Running After Antelope

It seems wrong to compare Scott Carrier’s Running After Antelope to his radio essays—which are worth your time (here is a good introduction)—but there is enough overlap between his radio work and the essays in the book, and Carrier’s voice is unique enough even in writing, that it’s hard not to.1 Some writers aim to make themselves transparent in their writing, others make themselves visible. Invisibility, of course, is an illusion, but there is an art to crafting that illusion, and it’s worth recognizing that art for what it is. Visibility also is an illusion, but one that can go many ways: One can make oneself an actor, an object, an observer—and one can make oneself some combination of all these. Carrier is an observer, and he constructs his subjects through his act of observing. “I try to write what I see,” he says in one essay, “I don’t know what else I can do.” If there is a unifying mode for the essays collected in Running After Antelope, it’s “casting about.” He writes genuinely of meeting an art-collecting truck driver while hitchhiking to New York from Salt Lake City; of his rage when, working as a carpenter for his brother, a city inspector scuttles all their work; of his thwarted desire to set off on his own as a capital-W, capital-R War Reporter while working on a tourism junket in Cambodia. Interspersed between longer pieces—none of Carrier’s essays are very long—are brief vignettes about his trying to catch pronghorn antelope by running them down.

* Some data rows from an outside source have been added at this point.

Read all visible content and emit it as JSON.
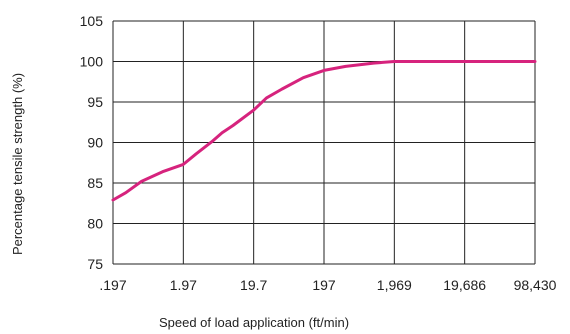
{
  "chart_data": {
    "type": "line",
    "title": "",
    "xlabel": "Speed of load application (ft/min)",
    "ylabel": "Percentage tensile strength (%)",
    "x_tick_labels": [
      ".197",
      "1.97",
      "19.7",
      "197",
      "1,969",
      "19,686",
      "98,430"
    ],
    "y_ticks": [
      75,
      80,
      85,
      90,
      95,
      100,
      105
    ],
    "ylim": [
      75,
      105
    ],
    "grid": true,
    "line_color": "#d6237d",
    "grid_color": "#222222",
    "series": [
      {
        "name": "",
        "x": [
          0.197,
          0.3,
          0.5,
          1.0,
          1.97,
          3.0,
          5.0,
          7.0,
          10.0,
          19.7,
          30.0,
          50.0,
          100.0,
          197.0,
          400.0,
          1000.0,
          1969.0,
          19686.0,
          98430.0
        ],
        "y": [
          82.9,
          83.8,
          85.2,
          86.4,
          87.3,
          88.6,
          90.1,
          91.2,
          92.1,
          94.0,
          95.5,
          96.6,
          98.0,
          98.9,
          99.4,
          99.8,
          100.0,
          100.0,
          100.0
        ]
      }
    ]
  }
}
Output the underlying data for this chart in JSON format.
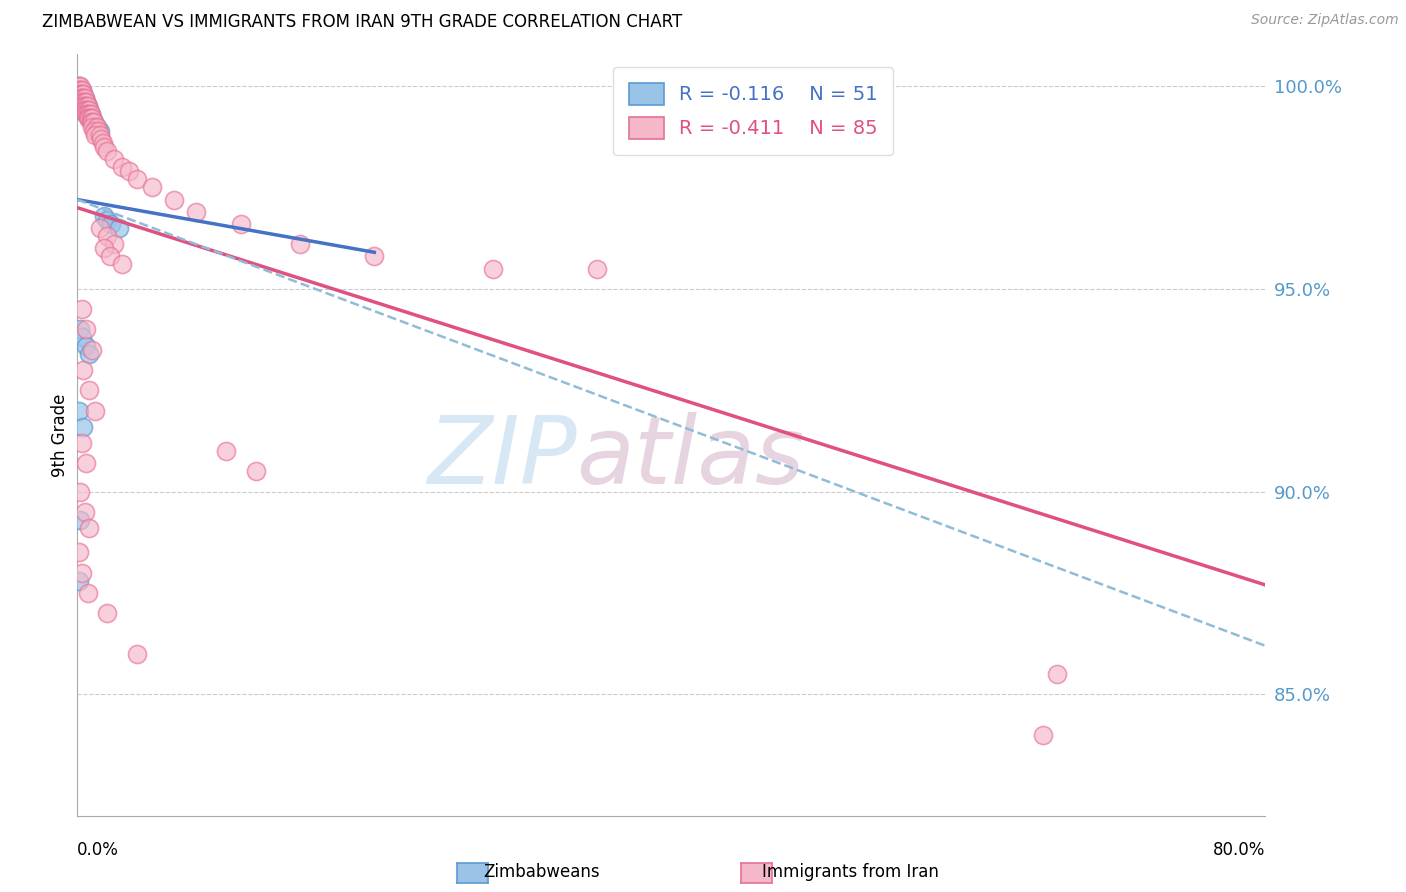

And some essays are myth-making, such as when Carrier describes a little league football game in which he “runs a haiku” while playing defense—how lovely to imagine football as a brief metered poem!

Anyway, I liked the book.

1 Ira Glass: “Most people on the radio sound like each other, the same way that most people on TV sound like other people on TV, and most writing in the newspaper is like all the other writing in the newspaper. Scott sounds only like himself. There’s a feeling in his stories that’s unlike anything anybody else does.”